March 26, 2012 2:08 AM

Thanks very much to all who answered my question about the single-sided swing arm. Now I find out it was applied to the front wheel as well! I find these technical innovations fascinating.

Which brings me to another question I have. With the constant struggle to bring heat to the tyres, why don't they channel some of the heat from the disk brakes into the tyres? Those disks must get mighty hot under breaking (F1 brakes glow red). Has anyone tried to move that heat into the rim?

Or how about directing exhaust gases to the rear tyre?

Just wondering.


March 26, 2012 2:23 AM

re: "Which brings me to another question I have.

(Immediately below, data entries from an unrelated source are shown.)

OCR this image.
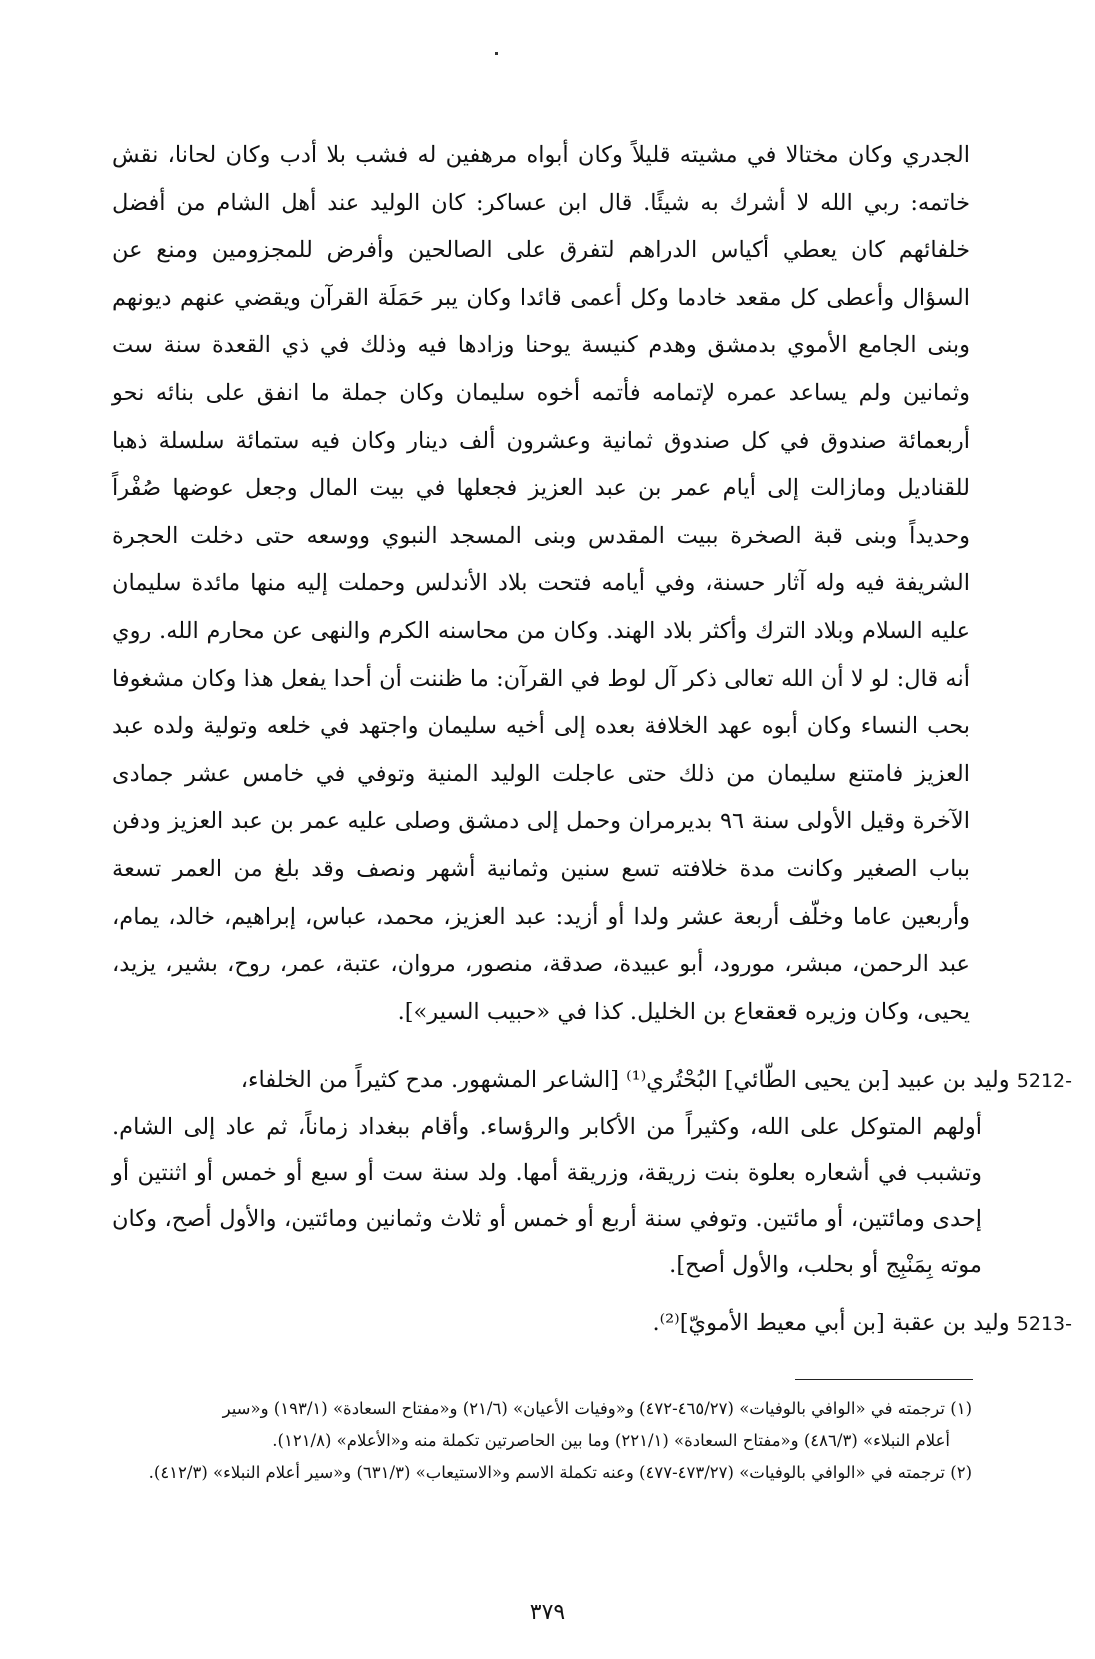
الجدري وكان مختالا في مشيته قليلاً وكان أبواه مرهفين له فشب بلا أدب وكان لحانا، نقش خاتمه: ربي الله لا أشرك به شيئًا. قال ابن عساكر: كان الوليد عند أهل الشام من أفضل خلفائهم كان يعطي أكياس الدراهم لتفرق على الصالحين وأفرض للمجزومين ومنع عن السؤال وأعطى كل مقعد خادما وكل أعمى قائدا وكان يبر حَمَلَة القرآن ويقضي عنهم ديونهم وبنى الجامع الأموي بدمشق وهدم كنيسة يوحنا وزادها فيه وذلك في ذي القعدة سنة ست وثمانين ولم يساعد عمره لإتمامه فأتمه أخوه سليمان وكان جملة ما انفق على بنائه نحو أربعمائة صندوق في كل صندوق ثمانية وعشرون ألف دينار وكان فيه ستمائة سلسلة ذهبا للقناديل ومازالت إلى أيام عمر بن عبد العزيز فجعلها في بيت المال وجعل عوضها صُفْراً وحديداً وبنى قبة الصخرة ببيت المقدس وبنى المسجد النبوي ووسعه حتى دخلت الحجرة الشريفة فيه وله آثار حسنة، وفي أيامه فتحت بلاد الأندلس وحملت إليه منها مائدة سليمان عليه السلام وبلاد الترك وأكثر بلاد الهند. وكان من محاسنه الكرم والنهى عن محارم الله. روي أنه قال: لو لا أن الله تعالى ذكر آل لوط في القرآن: ما ظننت أن أحدا يفعل هذا وكان مشغوفا بحب النساء وكان أبوه عهد الخلافة بعده إلى أخيه سليمان واجتهد في خلعه وتولية ولده عبد العزيز فامتنع سليمان من ذلك حتى عاجلت الوليد المنية وتوفي في خامس عشر جمادى الآخرة وقيل الأولى سنة ٩٦ بديرمران وحمل إلى دمشق وصلى عليه عمر بن عبد العزيز ودفن بباب الصغير وكانت مدة خلافته تسع سنين وثمانية أشهر ونصف وقد بلغ من العمر تسعة وأربعين عاما وخلّف أربعة عشر ولدا أو أزيد: عبد العزيز، محمد، عباس، إبراهيم، خالد، يمام، عبد الرحمن، مبشر، مورود، أبو عبيدة، صدقة، منصور، مروان، عتبة، عمر، روح، بشير، يزيد، يحيى، وكان وزيره قعقعاع بن الخليل. كذا في «حبيب السير»].

5212- وليد بن عبيد [بن يحيى الطّائي] البُحْتُري⁽¹⁾ [الشاعر المشهور. مدح كثيراً من الخلفاء،
أولهم المتوكل على الله، وكثيراً من الأكابر والرؤساء. وأقام ببغداد زماناً، ثم عاد إلى الشام. وتشبب في أشعاره بعلوة بنت زريقة، وزريقة أمها. ولد سنة ست أو سبع أو خمس أو اثنتين أو إحدى ومائتين، أو مائتين. وتوفي سنة أربع أو خمس أو ثلاث وثمانين ومائتين، والأول أصح، وكان موته بِمَنْبِج أو بحلب، والأول أصح].
5213- وليد بن عقبة [بن أبي معيط الأمويّ]⁽²⁾.
(١) ترجمته في «الوافي بالوفيات» (٤٦٥/٢٧-٤٧٢) و«وفيات الأعيان» (٢١/٦) و«مفتاح السعادة» (١٩٣/١) و«سير
أعلام النبلاء» (٤٨٦/٣) و«مفتاح السعادة» (٢٢١/١) وما بين الحاصرتين تكملة منه و«الأعلام» (١٢١/٨).
(٢) ترجمته في «الوافي بالوفيات» (٤٧٣/٢٧-٤٧٧) وعنه تكملة الاسم و«الاستيعاب» (٦٣١/٣) و«سير أعلام النبلاء» (٤١٢/٣).
٣٧٩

With the constant struggle to bring heat to the tyres, why don't they channel some of the heat from the disk brakes into the tyres?"

well the better question is how do you regulate the amount...? see, there's such a thing as too much heat into a tyre. heat is what's used to create the tyre in the first place. too much heat and you're only further curing/vulcanizing the compound. so it's not about reaching a max value as it is about staying within a specific temperature "window". above this or below this and the tyre's not working.

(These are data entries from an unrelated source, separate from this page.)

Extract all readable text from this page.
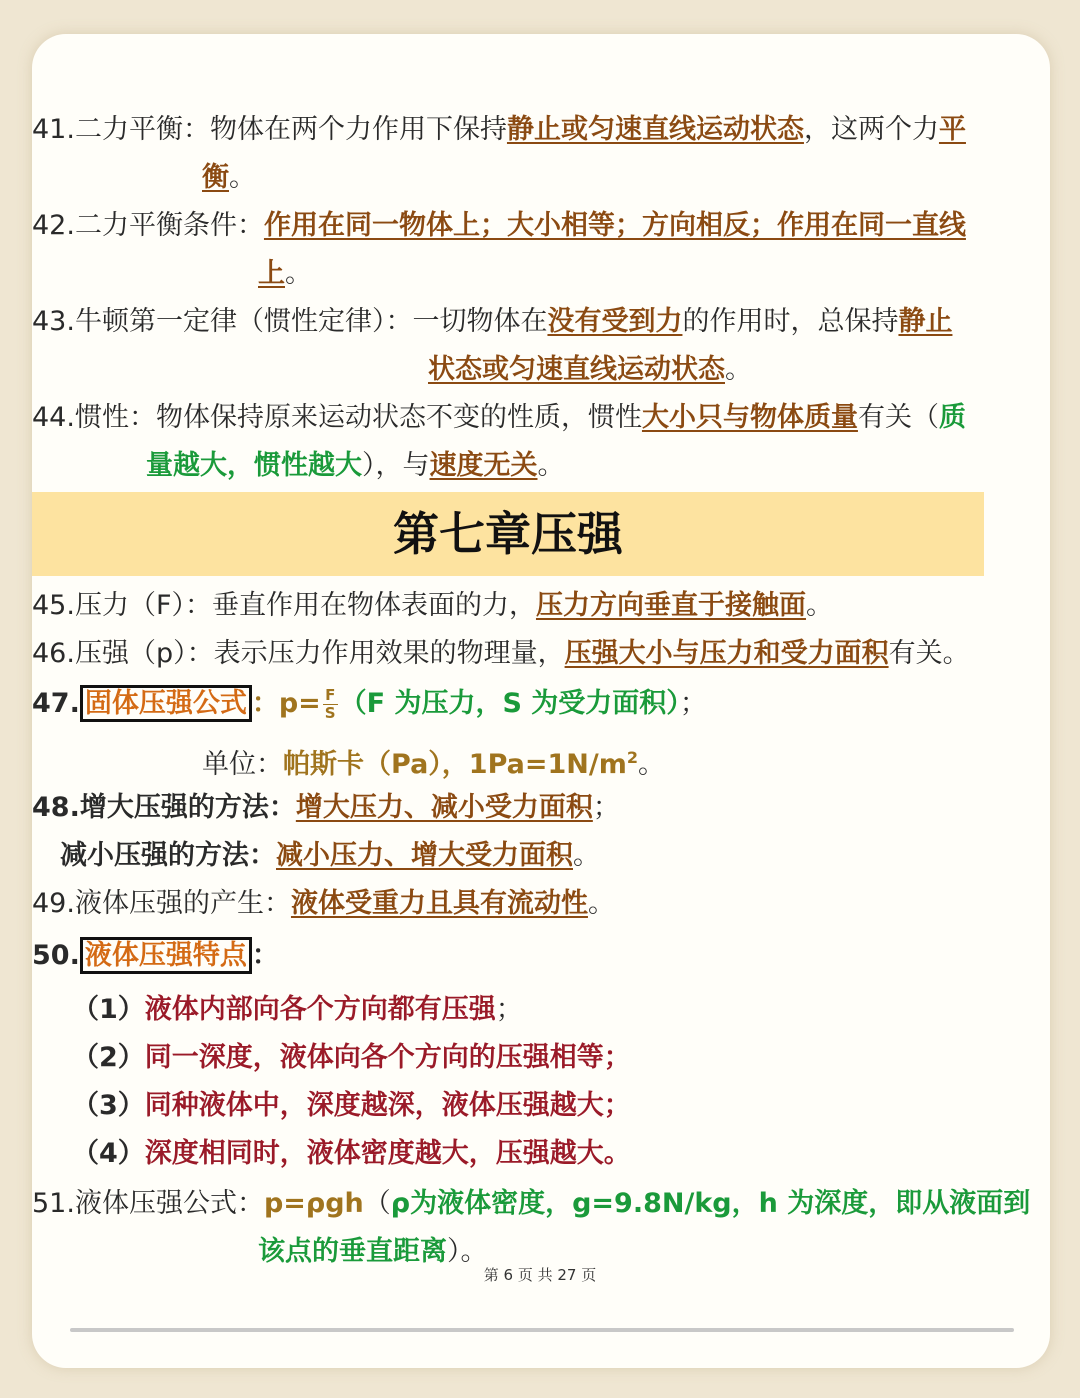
41.二力平衡：物体在两个力作用下保持静止或匀速直线运动状态，这两个力平
衡。
42.二力平衡条件：作用在同一物体上；大小相等；方向相反；作用在同一直线
上。
43.牛顿第一定律（惯性定律）：一切物体在没有受到力的作用时，总保持静止
状态或匀速直线运动状态。
44.惯性：物体保持原来运动状态不变的性质，惯性大小只与物体质量有关（质
量越大，惯性越大），与速度无关。
第七章压强
45.压力（F）：垂直作用在物体表面的力，压力方向垂直于接触面。
46.压强（p）：表示压力作用效果的物理量，压强大小与压力和受力面积有关。
47. 固体压强公式 ：$p= \frac{F}{S} (F$ 为压力，S 为受力面积）；
单位：帕斯卡（Pa），$1Pa=1N/m^2$。
48.增大压强的方法：增大压力、减小受力面积；
减小压强的方法：减小压力、增大受力面积。
49.液体压强的产生：液体受重力且具有流动性。
50. 液体压强特点 ：
（1）液体内部向各个方向都有压强；
（2）同一深度，液体向各个方向的压强相等；
（3）同种液体中，深度越深，液体压强越大；
（4）深度相同时，液体密度越大，压强越大。
51.液体压强公式：p=ρgh（ρ为液体密度，g=9.8N/kg，h 为深度，即从液面到
该点的垂直距离）。
第 6 页 共 27 页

Natedoggius - Unregistered

March 26, 2012 2:24 AM

Interesting suggestion, in a dry race heat in the tyres isn't an issue, if anything it's the other way round,
In the wet it might help, I know F1 do something similar, its an interesting idea, y not try exploring it further yourself?

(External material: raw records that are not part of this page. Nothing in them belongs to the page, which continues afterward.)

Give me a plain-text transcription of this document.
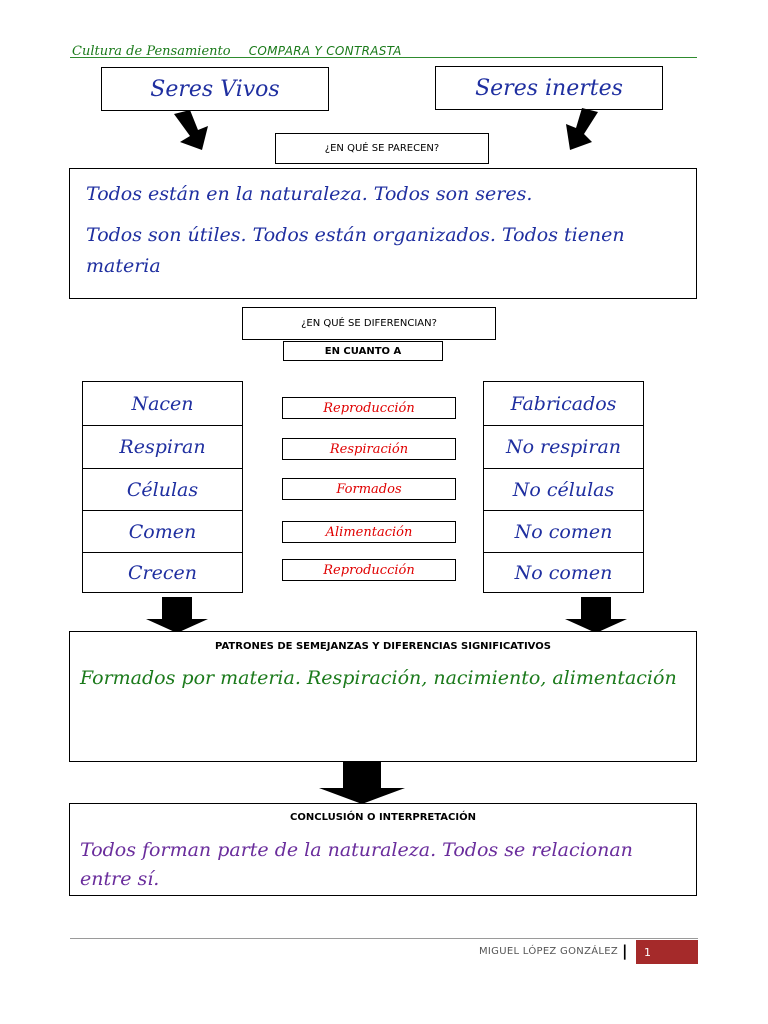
Cultura de Pensamiento COMPARA Y CONTRASTA
Seres Vivos	Seres inertes
¿EN QUÉ SE PARECEN?
Todos están en la naturaleza. Todos son seres.
Todos son útiles. Todos están organizados. Todos tienen materia
¿EN QUÉ SE DIFERENCIAN?
EN CUANTO A
Nacen
Respiran
Células
Comen
Crecen
Reproducción
Respiración
Formados
Alimentación
Reproducción
Fabricados
No respiran
No células
No comen
No comen
PATRONES DE SEMEJANZAS Y DIFERENCIAS SIGNIFICATIVOS
Formados por materia. Respiración, nacimiento, alimentación
CONCLUSIÓN O INTERPRETACIÓN
Todos forman parte de la naturaleza. Todos se relacionan entre sí.
MIGUEL LÓPEZ GONZÁLEZ | 1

And as a cheeky comment, u asked if elf could help Rossi, well, as someone posted that it apparantly takes feel away from the front end.... Not something Rossi needs right now :)


March 26, 2012 2:31 AM

Good on you Rossi at least some progress
ELF The concept of Single swingarm and "swingarm" in the front was designed by a french designer and sponsored by ELF Oil ridden to it's best potential by Ron Haslam 1986 after that the frame was built by same designer but with a conventional form still Sponsored by ELF Oil therefor the logo, Ron did well on the conventional 1987 and came 4th. Honda then bought the (what they thought was) the patent of a single swingarm design, so when Ducatireleased it's 916 back in 1994 Honda said they had the patent on single swingarm because they where first, Aprilia then rolled out a scooter from 1950's soemthing with a single swingarm and thats was the end of that courtcase (Aprilia then helped Ducati before they came on bad terms)
The ELF project from 1986 was shelved becaus Ron was crashing alot and they could not understand Y then a highspeed camera showed that the front swingarm actually 'scratched' the ground and then he crashed:)
Cheers Claes


March 26, 2012 2:39 AM

Yep the Bimota Tesi 1D and Yam made a swingarm front and back. As stated it seems that the steering is not a one to one with the change in wheel angle compared the handle bars significantly faster which must be very disconcerting...

Natedoggius - Unregistered

March 26, 2012 2:42 AM

Ill call it now.

This has been the most interesting thread I've yet to read on crash

An interesting technical argument with loads of interesting anecdotes and almost (well I ragged Rossi but I love the guy) no flaming of various riders/posters

I was about to comment that this has got away from the original posting, I suppose I got involved to try & correct some misconseptions about Elf & hub centre steering.
I know at times I have bagged Valentino, maybe its his turn to be on the receiving end of some critism, he has dished it out to others in the past. As much as I support Casey I really want Honda Yamaha & Ducati battling for the championship so that maybe the championship is decided at the last round.

NL160800 - Unregistered

March 26, 2012 3:02 AM

Vale 2012, The single sided swing arm was one of may differences between Doohan and Okada's bike in 1996.

The main difference was that Doohan was riding a v4 500cc two stroke and Okada, was riding the V2 500cc two stroke.
In 1996 the V2 500cc bike was a cost cutting exercise, it had nowhere near the power of the v4, but it was lighter and pretty good on the tight tracks.